Naseej International Trading Co. is an information technology company headquartered in Riyadh, Saudi Arabia Established in 1989, the company provides digital solutions and services to libraries, knowledge centers, and higher education institutions across the Arab world. Naseej offers a range of products, including campus management solutions, e-learning platforms, enterprise portals, library management systems, and knowledge management services. The company operates throughout the Middle East and employs over 500 professionals.

==History==
Naseej (originally known as Arabian Advanced Systems) started by providing universities and information centers with access to professional information resources, primarily in electronic form, through so-called "CD-Towers". These servers hosted multiple CDs in 1989. The company helped libraries transform from paper-based card catalogs to electronic cataloging, using the Horizon Library Management System. They launched the brand “Naseej” in 1997 as the first of its kind to provide Internet access and web services in Saudi Arabia, and one of the first Arabic Internet portals. In 1998, Naseej became the first licensed Internet service provider (ISP) in Saudi Arabia.
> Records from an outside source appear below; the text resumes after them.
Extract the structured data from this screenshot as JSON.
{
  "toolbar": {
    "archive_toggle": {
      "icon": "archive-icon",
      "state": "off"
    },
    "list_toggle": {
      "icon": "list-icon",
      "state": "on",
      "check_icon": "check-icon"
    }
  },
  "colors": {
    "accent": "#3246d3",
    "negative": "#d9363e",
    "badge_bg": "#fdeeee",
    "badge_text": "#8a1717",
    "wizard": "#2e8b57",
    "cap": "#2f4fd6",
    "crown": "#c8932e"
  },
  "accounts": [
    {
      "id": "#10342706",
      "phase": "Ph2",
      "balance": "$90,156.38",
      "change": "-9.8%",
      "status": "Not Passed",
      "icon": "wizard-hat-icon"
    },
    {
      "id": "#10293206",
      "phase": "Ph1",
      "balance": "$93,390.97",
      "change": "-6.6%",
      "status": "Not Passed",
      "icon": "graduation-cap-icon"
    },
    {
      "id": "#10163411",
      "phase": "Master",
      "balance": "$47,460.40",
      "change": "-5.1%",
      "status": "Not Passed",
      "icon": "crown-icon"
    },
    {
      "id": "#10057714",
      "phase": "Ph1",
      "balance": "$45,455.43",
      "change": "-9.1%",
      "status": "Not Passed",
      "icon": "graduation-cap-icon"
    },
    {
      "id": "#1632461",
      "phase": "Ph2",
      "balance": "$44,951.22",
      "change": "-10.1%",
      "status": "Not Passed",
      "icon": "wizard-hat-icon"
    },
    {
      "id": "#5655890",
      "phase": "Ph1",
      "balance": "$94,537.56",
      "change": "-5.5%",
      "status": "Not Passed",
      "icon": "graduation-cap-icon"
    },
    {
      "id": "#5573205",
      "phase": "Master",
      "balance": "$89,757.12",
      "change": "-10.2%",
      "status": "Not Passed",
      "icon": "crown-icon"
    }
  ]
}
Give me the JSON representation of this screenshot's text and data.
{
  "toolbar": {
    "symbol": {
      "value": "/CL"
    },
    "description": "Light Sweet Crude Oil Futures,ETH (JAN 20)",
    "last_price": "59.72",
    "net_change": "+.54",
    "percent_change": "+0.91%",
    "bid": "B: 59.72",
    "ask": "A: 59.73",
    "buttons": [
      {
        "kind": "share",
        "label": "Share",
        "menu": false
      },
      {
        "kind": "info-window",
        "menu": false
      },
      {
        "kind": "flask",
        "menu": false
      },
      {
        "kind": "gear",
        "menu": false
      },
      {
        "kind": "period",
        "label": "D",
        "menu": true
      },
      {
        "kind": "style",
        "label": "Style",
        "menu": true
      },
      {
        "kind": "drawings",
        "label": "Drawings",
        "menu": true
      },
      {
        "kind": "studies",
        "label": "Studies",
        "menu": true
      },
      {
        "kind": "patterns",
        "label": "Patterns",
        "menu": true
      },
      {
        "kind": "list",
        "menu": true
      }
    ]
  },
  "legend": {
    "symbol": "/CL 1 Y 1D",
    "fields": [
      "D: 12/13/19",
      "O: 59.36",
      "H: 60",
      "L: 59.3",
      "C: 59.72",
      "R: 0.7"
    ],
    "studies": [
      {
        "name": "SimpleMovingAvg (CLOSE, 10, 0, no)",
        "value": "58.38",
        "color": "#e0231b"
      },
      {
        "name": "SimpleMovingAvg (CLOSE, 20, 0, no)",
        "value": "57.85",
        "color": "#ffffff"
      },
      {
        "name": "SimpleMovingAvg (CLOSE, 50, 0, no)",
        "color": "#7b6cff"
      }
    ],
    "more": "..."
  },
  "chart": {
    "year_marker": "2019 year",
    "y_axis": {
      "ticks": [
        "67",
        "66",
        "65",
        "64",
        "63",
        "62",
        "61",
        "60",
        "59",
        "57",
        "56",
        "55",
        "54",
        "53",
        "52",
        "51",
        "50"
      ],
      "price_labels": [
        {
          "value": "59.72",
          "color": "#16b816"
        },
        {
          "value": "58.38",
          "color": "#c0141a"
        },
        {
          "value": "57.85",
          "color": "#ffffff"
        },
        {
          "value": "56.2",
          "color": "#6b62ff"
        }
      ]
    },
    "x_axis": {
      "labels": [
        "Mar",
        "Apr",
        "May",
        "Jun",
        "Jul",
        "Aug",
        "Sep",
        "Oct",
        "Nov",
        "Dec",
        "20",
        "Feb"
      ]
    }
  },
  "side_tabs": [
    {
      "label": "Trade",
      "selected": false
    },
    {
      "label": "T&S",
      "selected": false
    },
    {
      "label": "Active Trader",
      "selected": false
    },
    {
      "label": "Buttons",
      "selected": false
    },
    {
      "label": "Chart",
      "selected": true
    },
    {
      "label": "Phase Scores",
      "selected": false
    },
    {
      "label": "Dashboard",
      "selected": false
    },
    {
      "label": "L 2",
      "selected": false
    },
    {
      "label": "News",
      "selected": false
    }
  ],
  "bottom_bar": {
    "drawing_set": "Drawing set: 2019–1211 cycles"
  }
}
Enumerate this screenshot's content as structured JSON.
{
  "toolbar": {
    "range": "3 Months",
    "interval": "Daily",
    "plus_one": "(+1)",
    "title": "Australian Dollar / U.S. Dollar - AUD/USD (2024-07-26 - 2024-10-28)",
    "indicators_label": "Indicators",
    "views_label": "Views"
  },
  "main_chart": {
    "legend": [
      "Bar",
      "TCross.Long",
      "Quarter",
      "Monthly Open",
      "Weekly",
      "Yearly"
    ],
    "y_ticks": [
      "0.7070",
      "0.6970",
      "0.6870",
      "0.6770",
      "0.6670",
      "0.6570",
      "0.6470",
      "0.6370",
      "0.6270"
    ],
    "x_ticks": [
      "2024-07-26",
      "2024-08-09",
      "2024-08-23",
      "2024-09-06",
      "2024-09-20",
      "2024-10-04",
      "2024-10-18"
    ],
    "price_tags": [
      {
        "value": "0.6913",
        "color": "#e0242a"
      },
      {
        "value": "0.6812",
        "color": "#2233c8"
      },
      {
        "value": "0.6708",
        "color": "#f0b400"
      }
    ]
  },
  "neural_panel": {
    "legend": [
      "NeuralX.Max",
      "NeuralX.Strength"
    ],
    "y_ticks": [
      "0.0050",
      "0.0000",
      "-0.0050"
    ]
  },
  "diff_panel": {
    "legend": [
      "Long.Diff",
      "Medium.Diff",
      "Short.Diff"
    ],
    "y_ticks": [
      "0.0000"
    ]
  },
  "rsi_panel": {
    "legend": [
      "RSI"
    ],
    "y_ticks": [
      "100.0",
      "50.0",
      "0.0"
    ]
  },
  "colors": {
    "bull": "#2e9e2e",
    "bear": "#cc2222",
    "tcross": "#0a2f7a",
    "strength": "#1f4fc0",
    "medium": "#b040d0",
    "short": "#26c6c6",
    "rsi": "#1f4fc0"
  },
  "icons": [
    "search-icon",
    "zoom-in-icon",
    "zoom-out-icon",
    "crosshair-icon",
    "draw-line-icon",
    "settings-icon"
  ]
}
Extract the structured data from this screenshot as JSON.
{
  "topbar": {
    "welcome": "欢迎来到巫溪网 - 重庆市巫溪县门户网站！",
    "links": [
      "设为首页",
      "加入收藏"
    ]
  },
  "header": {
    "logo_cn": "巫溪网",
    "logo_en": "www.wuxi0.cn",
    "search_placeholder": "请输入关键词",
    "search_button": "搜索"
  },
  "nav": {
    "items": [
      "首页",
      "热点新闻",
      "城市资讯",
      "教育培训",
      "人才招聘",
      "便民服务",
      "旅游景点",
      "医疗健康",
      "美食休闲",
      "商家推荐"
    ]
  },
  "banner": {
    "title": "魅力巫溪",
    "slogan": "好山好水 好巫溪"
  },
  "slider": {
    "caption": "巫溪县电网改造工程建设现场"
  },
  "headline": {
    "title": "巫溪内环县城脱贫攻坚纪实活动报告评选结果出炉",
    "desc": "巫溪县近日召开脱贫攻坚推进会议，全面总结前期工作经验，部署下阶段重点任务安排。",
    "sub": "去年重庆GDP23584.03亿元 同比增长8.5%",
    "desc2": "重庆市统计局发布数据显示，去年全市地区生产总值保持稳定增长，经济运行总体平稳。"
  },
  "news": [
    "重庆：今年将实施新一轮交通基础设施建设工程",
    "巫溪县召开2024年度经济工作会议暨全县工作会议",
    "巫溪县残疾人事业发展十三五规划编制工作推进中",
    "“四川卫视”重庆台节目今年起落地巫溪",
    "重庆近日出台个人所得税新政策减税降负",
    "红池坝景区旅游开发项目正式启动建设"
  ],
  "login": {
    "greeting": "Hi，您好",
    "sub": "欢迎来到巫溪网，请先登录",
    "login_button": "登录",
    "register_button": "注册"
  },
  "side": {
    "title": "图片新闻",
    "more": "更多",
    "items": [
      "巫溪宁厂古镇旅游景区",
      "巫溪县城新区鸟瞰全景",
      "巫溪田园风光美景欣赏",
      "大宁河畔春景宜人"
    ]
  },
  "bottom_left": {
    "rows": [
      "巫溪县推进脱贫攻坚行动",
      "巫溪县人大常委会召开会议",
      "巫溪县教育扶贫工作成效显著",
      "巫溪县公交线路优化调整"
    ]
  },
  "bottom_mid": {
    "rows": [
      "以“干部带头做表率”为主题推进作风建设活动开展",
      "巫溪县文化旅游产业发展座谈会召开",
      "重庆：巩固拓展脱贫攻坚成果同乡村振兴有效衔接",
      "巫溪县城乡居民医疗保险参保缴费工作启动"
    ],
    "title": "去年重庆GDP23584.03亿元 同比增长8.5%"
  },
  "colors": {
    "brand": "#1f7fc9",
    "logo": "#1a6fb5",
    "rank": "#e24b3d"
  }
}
The ISP division of Naseej would later be part of a three-way merger with AwalNet (Alfaisaliah Group Internet service provider) and @Net (Alalamiah Internet service provider) to form the largest Internet service providers in the GCC (later acquired by Saudi Telecom Company).

==Products==

Naseej products include Campus Management Solutions, e-Learning Solutions, Enterprise Portal Solutions and e-Services, Knowledge & Information Resources, Library Management Solutions, RFID Technologies for Libraries, Digitization, Conversion & Cataloging Solutions, Museums and Archives Solutions, Enterprise Knowledge Management and knowledge consulting services.

==Partnership==
Naseej partners with global companies including Bibliotheca, Saba, Desire2Learn, Ellucian, Book2net, Microsoft, Evisions, AgilePoint, Oracle, SirsiDynix, CISCO, ProQuest, Legamaster, Credo Reference, EXAM MASTER, IET, and IEEET.